The article that I have in my “file folder” is about STEM and how STEM is a poor investment. Apparently, graduates in STEM fields eventually work in non-STEM positions or field. Curiously, over the long-term, there is no salary advantage.

The author posits that the reason for students going elsewhere is because (boldface and italics are mine):

“Employers, and the investors who drive their behavior, depress the national returns on STEM education investments.”

LA Times, “Opinion: Why pushing STEM majors is turning out to be a terrible investment”, John D. Skrentny, 1/9/2024

Bingo! I perked up at that. The first sign that maybe some people are realizing that the investors are driving the boat.
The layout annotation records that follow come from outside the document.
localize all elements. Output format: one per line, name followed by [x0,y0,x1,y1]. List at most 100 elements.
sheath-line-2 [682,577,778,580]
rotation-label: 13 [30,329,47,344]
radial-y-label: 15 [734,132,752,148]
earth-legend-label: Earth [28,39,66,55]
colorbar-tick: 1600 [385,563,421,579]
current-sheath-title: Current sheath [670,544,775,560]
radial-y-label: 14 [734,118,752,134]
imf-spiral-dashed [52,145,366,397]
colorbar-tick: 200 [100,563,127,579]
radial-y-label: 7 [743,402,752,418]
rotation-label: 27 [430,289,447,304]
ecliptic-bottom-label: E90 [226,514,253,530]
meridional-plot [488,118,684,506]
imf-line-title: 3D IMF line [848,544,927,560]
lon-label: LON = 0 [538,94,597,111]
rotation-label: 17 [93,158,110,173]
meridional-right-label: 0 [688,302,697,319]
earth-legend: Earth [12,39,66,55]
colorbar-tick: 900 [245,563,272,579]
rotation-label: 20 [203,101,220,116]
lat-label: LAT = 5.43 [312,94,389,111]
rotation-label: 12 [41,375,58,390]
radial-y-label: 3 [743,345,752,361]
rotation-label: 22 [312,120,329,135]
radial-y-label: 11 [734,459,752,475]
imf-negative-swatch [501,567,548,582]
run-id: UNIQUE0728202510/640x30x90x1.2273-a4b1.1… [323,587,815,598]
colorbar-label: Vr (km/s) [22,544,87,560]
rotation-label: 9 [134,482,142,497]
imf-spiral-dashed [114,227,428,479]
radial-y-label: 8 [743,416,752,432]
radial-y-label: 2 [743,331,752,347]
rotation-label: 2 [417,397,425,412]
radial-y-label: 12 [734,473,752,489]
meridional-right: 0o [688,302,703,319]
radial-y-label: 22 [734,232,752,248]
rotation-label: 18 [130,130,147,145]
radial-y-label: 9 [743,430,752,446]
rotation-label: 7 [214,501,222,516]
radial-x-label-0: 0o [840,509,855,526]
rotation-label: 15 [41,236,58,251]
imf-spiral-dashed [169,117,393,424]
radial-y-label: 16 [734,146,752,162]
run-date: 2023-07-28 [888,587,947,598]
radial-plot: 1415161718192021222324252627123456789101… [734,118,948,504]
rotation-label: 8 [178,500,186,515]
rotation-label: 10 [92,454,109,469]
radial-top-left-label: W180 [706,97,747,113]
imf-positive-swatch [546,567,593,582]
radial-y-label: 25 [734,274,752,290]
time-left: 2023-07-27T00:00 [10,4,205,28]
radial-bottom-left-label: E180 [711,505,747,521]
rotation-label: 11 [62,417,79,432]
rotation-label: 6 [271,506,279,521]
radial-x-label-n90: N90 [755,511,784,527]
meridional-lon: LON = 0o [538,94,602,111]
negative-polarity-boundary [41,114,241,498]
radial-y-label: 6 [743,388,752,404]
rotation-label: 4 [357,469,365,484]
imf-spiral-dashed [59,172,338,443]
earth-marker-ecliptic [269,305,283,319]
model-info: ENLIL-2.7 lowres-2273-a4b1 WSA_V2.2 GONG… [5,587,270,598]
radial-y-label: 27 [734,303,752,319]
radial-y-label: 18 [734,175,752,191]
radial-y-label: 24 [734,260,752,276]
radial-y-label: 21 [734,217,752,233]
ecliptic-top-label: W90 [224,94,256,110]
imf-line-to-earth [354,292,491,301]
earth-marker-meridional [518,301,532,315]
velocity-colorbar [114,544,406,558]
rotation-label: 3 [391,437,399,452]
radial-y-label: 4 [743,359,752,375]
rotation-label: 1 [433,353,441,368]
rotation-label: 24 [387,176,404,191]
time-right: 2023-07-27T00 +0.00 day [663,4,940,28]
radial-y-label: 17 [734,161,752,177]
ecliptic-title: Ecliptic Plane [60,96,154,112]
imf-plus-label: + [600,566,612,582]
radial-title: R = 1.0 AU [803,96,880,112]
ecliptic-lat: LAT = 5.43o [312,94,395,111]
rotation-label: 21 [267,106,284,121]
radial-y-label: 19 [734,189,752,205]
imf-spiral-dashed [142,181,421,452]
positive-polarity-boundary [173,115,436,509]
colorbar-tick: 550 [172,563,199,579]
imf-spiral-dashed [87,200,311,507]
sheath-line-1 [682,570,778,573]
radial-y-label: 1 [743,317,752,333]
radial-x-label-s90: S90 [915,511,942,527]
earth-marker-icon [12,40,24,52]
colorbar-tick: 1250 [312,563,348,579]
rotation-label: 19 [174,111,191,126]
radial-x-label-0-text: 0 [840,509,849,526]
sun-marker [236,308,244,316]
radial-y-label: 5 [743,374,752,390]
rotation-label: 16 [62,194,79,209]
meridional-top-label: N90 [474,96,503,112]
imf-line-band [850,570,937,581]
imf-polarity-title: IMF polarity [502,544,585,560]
There is a couple of very interesting points about our capitalism (“burn and churn” management, threat of layoffs, investors demanding cost reductions, etc.) but the last paragraph of the article was the most interesting:

“But investors repeatedly reward employers for treating STEM grads like fast fashion — discarded when broken or no longer appealing — or for deploying STEM skills in lucrative yet harmful business models. A better return on STEM education will require corporations to move away from maximizing short-term shareholder value and consider more stakeholders and moral limits on money making.”

LA Times, “Opinion: Why pushing STEM majors is turning out to be a terrible investment”, John D. Skrentny, 1/9/2024

So, I’m going to be on the lookout for more such articles, if they do come out. Not sure if this is a start of a new thinking. Only time will tell.